Oh, no. No. I couldn’t… I wouldn’t… no…

“Where do you live?” He nuzzled his nose into my hair, his breath stirring the tendrils around my temple.

“Back… back in Mirror Lake. I—I can tell you how to get there.” I knew I couldn’t drive. I could barely walk.

Archer moved away from me, the sudden loss of his body heat causing a cold shiver to prickle my skin. He reached around me to unlock the passenger-side door.

“Professor March?”

For a second, the world turned hazy. I blinked. Tried to take in a breath.

“Thought that was you,” said a young man’s voice. “Whatcha doing out here?”

A blond guy stood nearby with a couple of other college kids, all urban chic in jeans and T-shirts. I forced myself to snap out of the sensual heat in which I’d just been immersed.

I recognized the blond guy as one of my undergrad students from the previous semester. Matt. I cleared my throat and straightened, pushing away from the car.

“Hi, guys. Just out for a night. Thought we’d get out of Mirror Lake.” I sensed Archer behind me, but this time his presence wasn’t comforting. “Where are you guys going?”

“Over to a bar on East Street,” Matt said, his eyes flicking to Archer.

“Have a good time,” I said, then because I knew I had to sound like a professor rather than a horny woman who’d just been making out in a parking lot, I added, “Stay safe.”

“We will. Good seeing you.”

“You, too.” The college kids headed away from us toward the noise and lights of downtown. I was still cold. Behind me, Archer was silent.

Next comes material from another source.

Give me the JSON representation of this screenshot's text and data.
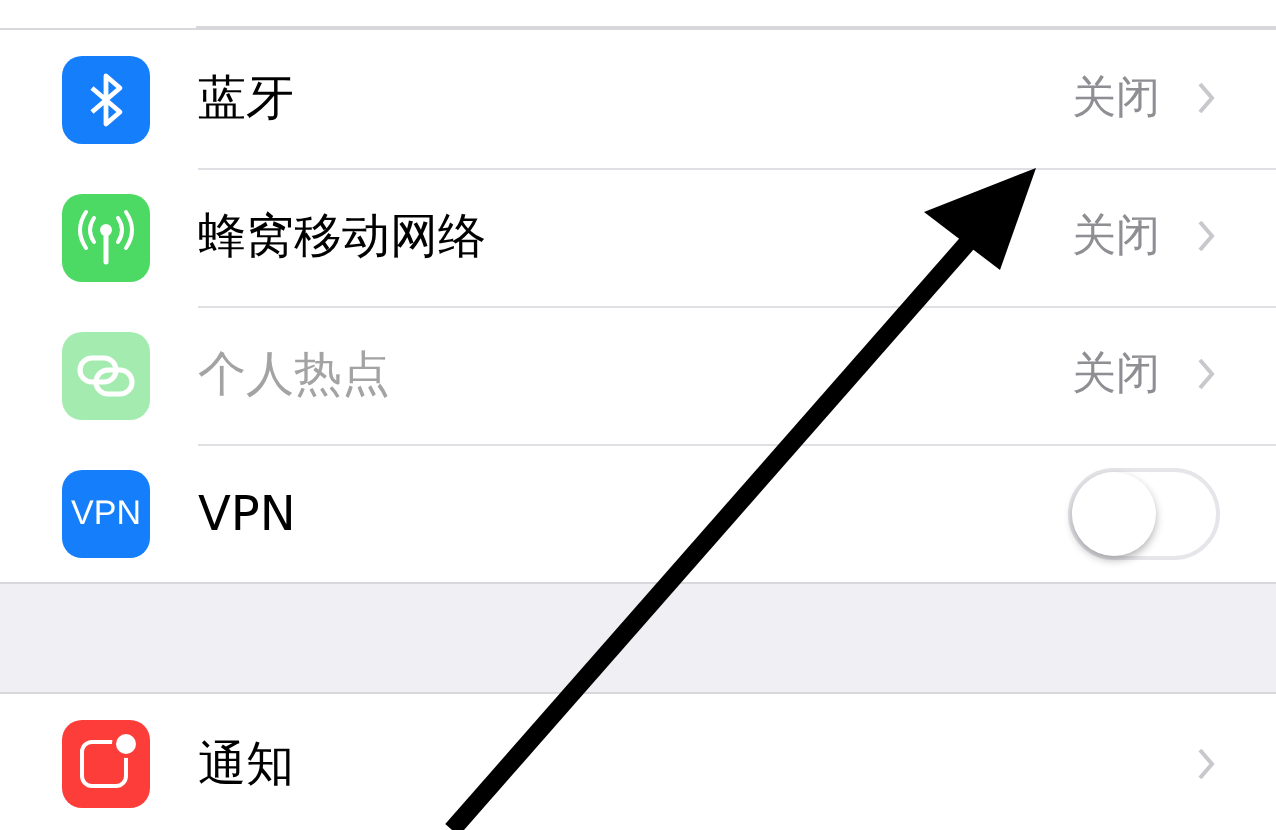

I turned to face him. I looked at his beautiful mouth, the angles of his cheekbones, his thick-lashed eyes and eyebrows that mitigated the hard planes of his face. His eyes were shuttered now, as if he knew something had drastically changed.

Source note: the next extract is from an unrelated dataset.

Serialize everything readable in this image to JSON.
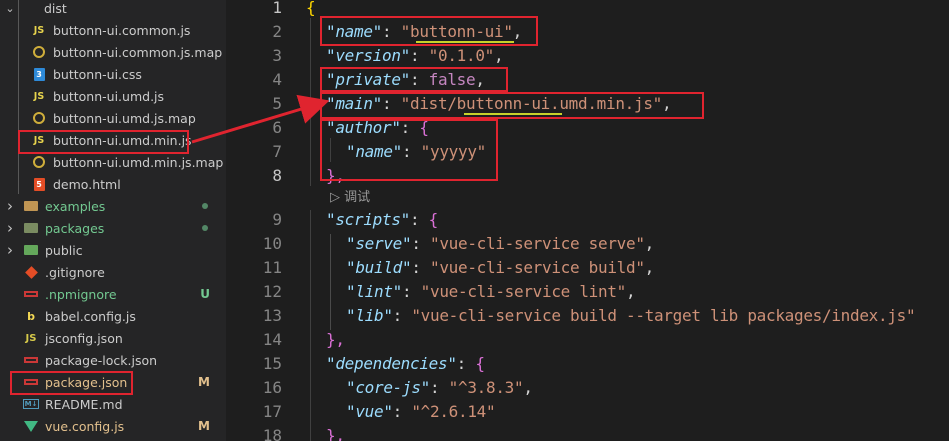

An ache split through my chest. I wanted to curse, even as the rational part of my brain knew this was a reprieve I would again be grateful for in the morning.

Or at some point. Like a year from now, maybe.

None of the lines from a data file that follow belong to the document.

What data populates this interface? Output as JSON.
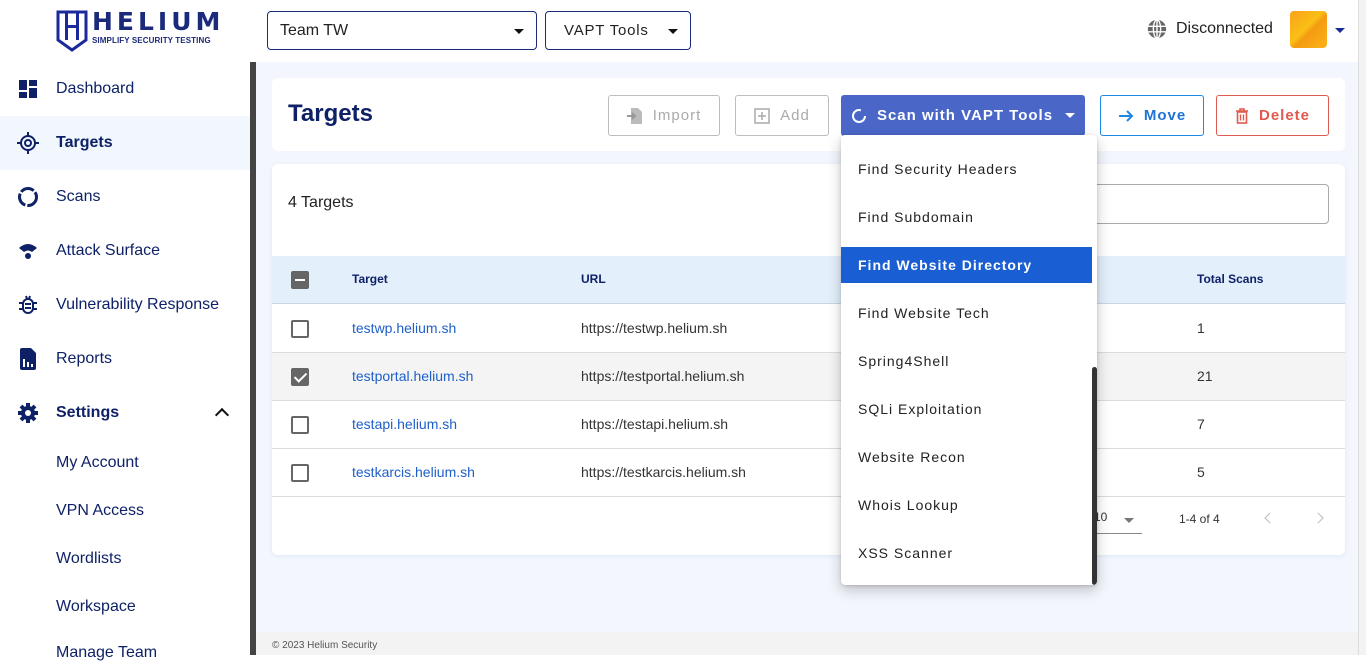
{
  "brand": {
    "name": "HELIUM",
    "tagline": "SIMPLIFY SECURITY TESTING",
    "color": "#1b2a7a"
  },
  "header": {
    "team_select": {
      "value": "Team TW"
    },
    "tool_select": {
      "value": "VAPT Tools"
    },
    "connection_status": "Disconnected",
    "connection_icon": "globe-icon"
  },
  "sidebar": {
    "items": [
      {
        "label": "Dashboard",
        "icon": "dashboard-icon"
      },
      {
        "label": "Targets",
        "icon": "target-icon",
        "active": true
      },
      {
        "label": "Scans",
        "icon": "scans-icon"
      },
      {
        "label": "Attack Surface",
        "icon": "attack-surface-icon"
      },
      {
        "label": "Vulnerability Response",
        "icon": "bug-icon"
      },
      {
        "label": "Reports",
        "icon": "report-icon"
      },
      {
        "label": "Settings",
        "icon": "gear-icon",
        "expanded": true
      }
    ],
    "settings_sub": [
      "My Account",
      "VPN Access",
      "Wordlists",
      "Workspace",
      "Manage Team"
    ]
  },
  "page": {
    "title": "Targets",
    "buttons": {
      "import": "Import",
      "add": "Add",
      "scan": "Scan with VAPT Tools",
      "move": "Move",
      "delete": "Delete"
    },
    "colors": {
      "scan_bg": "#4a67c8",
      "move": "#1e73d6",
      "delete": "#e05a4f",
      "menu_highlight": "#1a5ed3"
    }
  },
  "table": {
    "count_label": "4 Targets",
    "columns": [
      "Target",
      "URL",
      "Total Scans"
    ],
    "rows": [
      {
        "target": "testwp.helium.sh",
        "url": "https://testwp.helium.sh",
        "total_scans": "1",
        "checked": false
      },
      {
        "target": "testportal.helium.sh",
        "url": "https://testportal.helium.sh",
        "total_scans": "21",
        "checked": true
      },
      {
        "target": "testapi.helium.sh",
        "url": "https://testapi.helium.sh",
        "total_scans": "7",
        "checked": false
      },
      {
        "target": "testkarcis.helium.sh",
        "url": "https://testkarcis.helium.sh",
        "total_scans": "5",
        "checked": false
      }
    ],
    "pagination": {
      "rows_per_page": "10",
      "range": "1-4 of 4"
    }
  },
  "scan_menu": {
    "items": [
      "Find Security Headers",
      "Find Subdomain",
      "Find Website Directory",
      "Find Website Tech",
      "Spring4Shell",
      "SQLi Exploitation",
      "Website Recon",
      "Whois Lookup",
      "XSS Scanner"
    ],
    "highlighted": "Find Website Directory"
  },
  "footer": {
    "copyright": "© 2023 Helium Security"
  }
}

“I… I’m sorry,” I stammered. “I should go home alone.”

Archer tilted his head in the direction the guys had gone. “Because of a few college kids?”

“They probably saw us kissing.”

“So?”

“They’ll talk.”

“So?” Irritation darkened his eyes. “Kissing won’t get you in trouble.”

“No, but… I don’t need it getting around that Professor March was busy making out in a parking lot on Saturday night.”

He pushed away from the car. “You don’t need it getting around that you were making out with me.”

“No!” A spark of anger flared. “This isn’t about you, Archer, believe it or not. I’m a professor… a good one. No. A great one. My students respect me. I’ve worked hard for my reputation, and I don’t want it getting around that I’m anything less than professional.”

“Jesus, Kelsey. You need to be a professor even when you’re off the clock?”

“I’m always on the clock.”

Archer looked at me, his eyes filled with frustration. Then he yanked open the passenger-side door and indicated that I should get in. I did, my hands shaking as I pulled on the seatbelt and waited for him to start the car.

I didn’t know how to explain it. I couldn’t. It was more than just a few guys catching Archer and me in a parking lot. For all I knew, they’d forgotten about the incident already, and even if they didn’t, they probably couldn’t have cared less what I was doing or with whom.

No. It was slipping into the uncontrollable that scared the living shit out of me, the knowledge that I’d been about to take a wild, reckless plunge over the edge. And the unbearable, aching sense that I’d love every second of it, even knowing the fall would hurt like hell.